Die maximale Einzeldosis für Erwachsene darf 1 ml nicht überschreiten.

Nebenwirkungen

Die Anwendung von Korglikon kann bei Überdosierung oder Hypersensibilität gegenüber Herzglykosiden Nebenwirkungen hervorrufen:

  • Kardiovaskuläre Nebenwirkungen: Nasenbluten, thrombozytopenischer Purpura (Blutplättchenmangel);
  • Kardiovaskuläre Nebenwirkungen: AV-Block, Arrhythmie;
  • Gastrointestinale Nebenwirkungen: Anorexie
  • Seitens des Nervensystems und der Sinnesorgane: Kopfschmerzen, Verwirrtheit des Bewusstseins, Schläfrigkeit, gestörter Schlaf, delirante Psychose, Schwindel, Sehstörungen;
  • Die übrigen: allergische Reaktionen.

Besondere Hinweise

Zur Erhöhung des Risikos einer Intoxikation können Hypothyreose, Hypokaliämie, Hyperkalzämie, Hypomagniesämie, Hypernatriämie, Dilatation der Herzkammern, Myokarditis, „Lungenherz", Fettleibigkeit sowie fortgeschrittenes Alter des Patienten beitragen.

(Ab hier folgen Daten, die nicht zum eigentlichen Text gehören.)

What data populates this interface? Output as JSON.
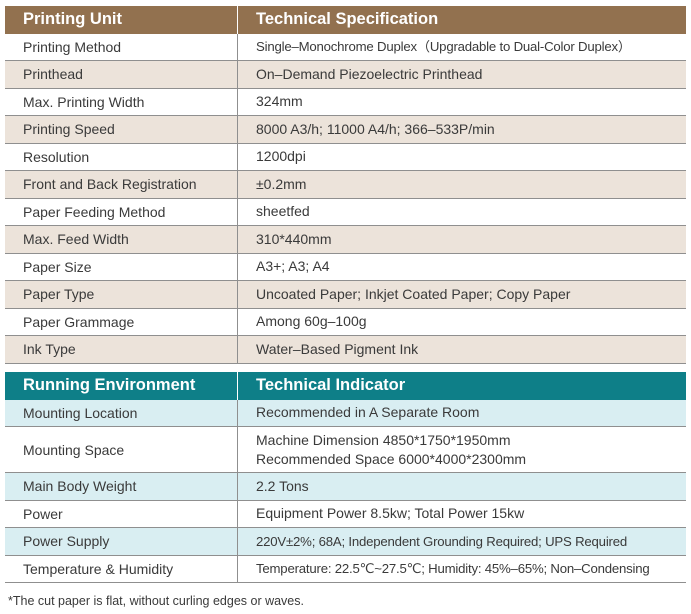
{
  "colors": {
    "brown_header": "#92714f",
    "brown_stripe": "#ece3da",
    "teal_header": "#0e7f88",
    "teal_stripe": "#d9eef2"
  },
  "table1": {
    "header": [
      "Printing Unit",
      "Technical Specification"
    ],
    "rows": [
      [
        "Printing Method",
        "Single–Monochrome Duplex（Upgradable to Dual-Color Duplex）"
      ],
      [
        "Printhead",
        "On–Demand Piezoelectric Printhead"
      ],
      [
        "Max. Printing Width",
        "324mm"
      ],
      [
        "Printing Speed",
        "8000 A3/h; 11000 A4/h; 366–533P/min"
      ],
      [
        "Resolution",
        "1200dpi"
      ],
      [
        "Front and Back Registration",
        "±0.2mm"
      ],
      [
        "Paper Feeding Method",
        "sheetfed"
      ],
      [
        "Max. Feed Width",
        "310*440mm"
      ],
      [
        "Paper Size",
        "A3+; A3; A4"
      ],
      [
        "Paper Type",
        "Uncoated Paper; Inkjet Coated Paper; Copy Paper"
      ],
      [
        "Paper Grammage",
        "Among 60g–100g"
      ],
      [
        "Ink Type",
        "Water–Based Pigment Ink"
      ]
    ]
  },
  "table2": {
    "header": [
      "Running Environment",
      "Technical Indicator"
    ],
    "rows": [
      [
        "Mounting Location",
        "Recommended in A Separate Room"
      ],
      [
        "Mounting Space",
        "Machine Dimension 4850*1750*1950mm",
        "Recommended Space 6000*4000*2300mm"
      ],
      [
        "Main Body Weight",
        "2.2 Tons"
      ],
      [
        "Power",
        "Equipment Power 8.5kw; Total Power 15kw"
      ],
      [
        "Power Supply",
        "220V±2%; 68A; Independent Grounding Required; UPS Required"
      ],
      [
        "Temperature & Humidity",
        "Temperature: 22.5℃~27.5℃; Humidity: 45%–65%; Non–Condensing"
      ]
    ]
  },
  "footnote": "*The cut paper is flat, without curling edges or waves."
}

Bei vorliegender Brady- oder Normokardie und Mitralstenose ist die Entwicklung einer Herzinsuffizienz auf eine verminderte diastolische Ausfüllung der linken Herzkammer zurückzuführen. Durch die Erhöhung von Kontraktilität und Synchronizität des rechten Ventrikels wird der Druck im Lungenkreislauf weiter erhöht, was zu einer Verschlechterung der linksventrikulären Insuffizienz oder zur Entstehung eines Lungenödems führen kann.

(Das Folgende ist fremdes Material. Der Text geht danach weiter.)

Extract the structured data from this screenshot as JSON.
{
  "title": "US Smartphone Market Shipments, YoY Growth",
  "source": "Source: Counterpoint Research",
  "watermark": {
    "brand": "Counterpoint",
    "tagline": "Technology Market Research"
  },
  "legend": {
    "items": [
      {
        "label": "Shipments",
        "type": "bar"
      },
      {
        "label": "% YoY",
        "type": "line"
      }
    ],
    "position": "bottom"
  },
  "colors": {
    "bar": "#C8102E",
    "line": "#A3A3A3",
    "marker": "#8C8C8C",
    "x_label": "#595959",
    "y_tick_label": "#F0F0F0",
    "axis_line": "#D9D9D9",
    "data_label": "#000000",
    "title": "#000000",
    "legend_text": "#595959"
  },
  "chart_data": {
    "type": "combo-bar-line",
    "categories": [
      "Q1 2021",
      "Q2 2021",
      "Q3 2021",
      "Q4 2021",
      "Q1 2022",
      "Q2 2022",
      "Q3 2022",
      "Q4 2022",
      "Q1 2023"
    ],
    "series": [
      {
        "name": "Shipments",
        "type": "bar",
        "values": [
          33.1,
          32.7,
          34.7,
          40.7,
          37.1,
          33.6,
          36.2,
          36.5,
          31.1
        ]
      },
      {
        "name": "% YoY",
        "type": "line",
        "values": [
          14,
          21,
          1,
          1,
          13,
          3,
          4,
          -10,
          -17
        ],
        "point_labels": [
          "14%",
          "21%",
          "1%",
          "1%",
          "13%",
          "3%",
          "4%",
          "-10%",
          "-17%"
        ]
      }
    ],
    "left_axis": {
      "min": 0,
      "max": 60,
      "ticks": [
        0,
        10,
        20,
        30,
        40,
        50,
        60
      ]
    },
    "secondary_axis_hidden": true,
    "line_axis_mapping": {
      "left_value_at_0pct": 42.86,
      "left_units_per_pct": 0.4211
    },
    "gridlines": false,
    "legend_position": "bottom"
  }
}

Die Anwendung des Präparats ist bei Patienten mit Mitralstenose und rechtsventrikulärer Herzinsuffizienz oder Flimmertachyarrhythmie kontraindiziert.

Zur Kontrolle der Digitalisierung von Herzglykosiden ist das Monitoring ihrer Plasmakonzentration erforderlich.

Arzneimittelwechselwirkungen

Die gleichzeitige Anwendung von Herzglykosiden und Natriumadenosintriphosphat wird nicht empfohlen.

Bei der gleichzeitigen Anwendung von Korglikon:

  • Ephedrinhydrochlorid, Noradrenalin-Natriumtartrat, Adrenalinhydrochlorid sowie selektive Beta-Adrenomimetika und Xanthinderivate (einschließlich Theophyllin und Coffein) können zur Entstehung von Herzarrhythmien beitragen;
  • Kortikotropinpräparate erhöhen die Wirkung von Korglikon;
  • Aminazin und andere Derivate von Phenothiazinen verringern den klinischen Effekt der Herzglykoside;
  • Kalziumpräparate für die parenterale Anwendung verstärken Herzarrhythmien sowie weitere kardiotoxische Effekte;
  • Glukokortikoide können vor dem Hintergrund einer Hypokaliämie, die durch ihre langfristige Anwendung entstanden ist, eine Zunahme der Nebenwirkungen von Korglikon hervorrufen;
  • Das Natriumsalz von Ethylendiamintetraessigsäure verringert Toxizität und therapeutische Wirkung der Herzglykoside;
  • Anticholinesterase-Mittel verstärken die Bradykardie; gegebenenfalls ist eine zusätzliche Anwendung von Korglikon sowie die Gabe von Atropinsulfat erforderlich;
  • Narcotisch-analgetika, darunter Fentanyl, können Hypotonie hervorrufen;
  • Kaliumpräparate verringern die Nebenwirkungen der Herzglykoside;
  • Naproxen beeinflusst die Ergebnisse psychologischer Testungen bei gesunden Menschen nicht.
  • Paracetamol verringert die Ausscheidung von Korglikon über die Nieren.
  • Diuretische Mittel erhöhen den Effekt des Präparats; bei einer notwendigen Kombination muss das optimale Dosierungsschema für jedes der Präparate beachtet werden.
  • Ergocalziferol kann im Falle einer Hypervitaminose nach Langzeitanwendung zur Verstärkung des Präparats beitragen, was durch die Erhöhung des Kalziumspiegels bedingt ist.

Lagerfristen und Lagerbedingungen.

An einem vor Licht geschützten Ort bei einer Temperatur von 8–15 °C lagern; vor Kindern schützen.

Die Haltbarkeitsdauer beträgt 2 Jahre.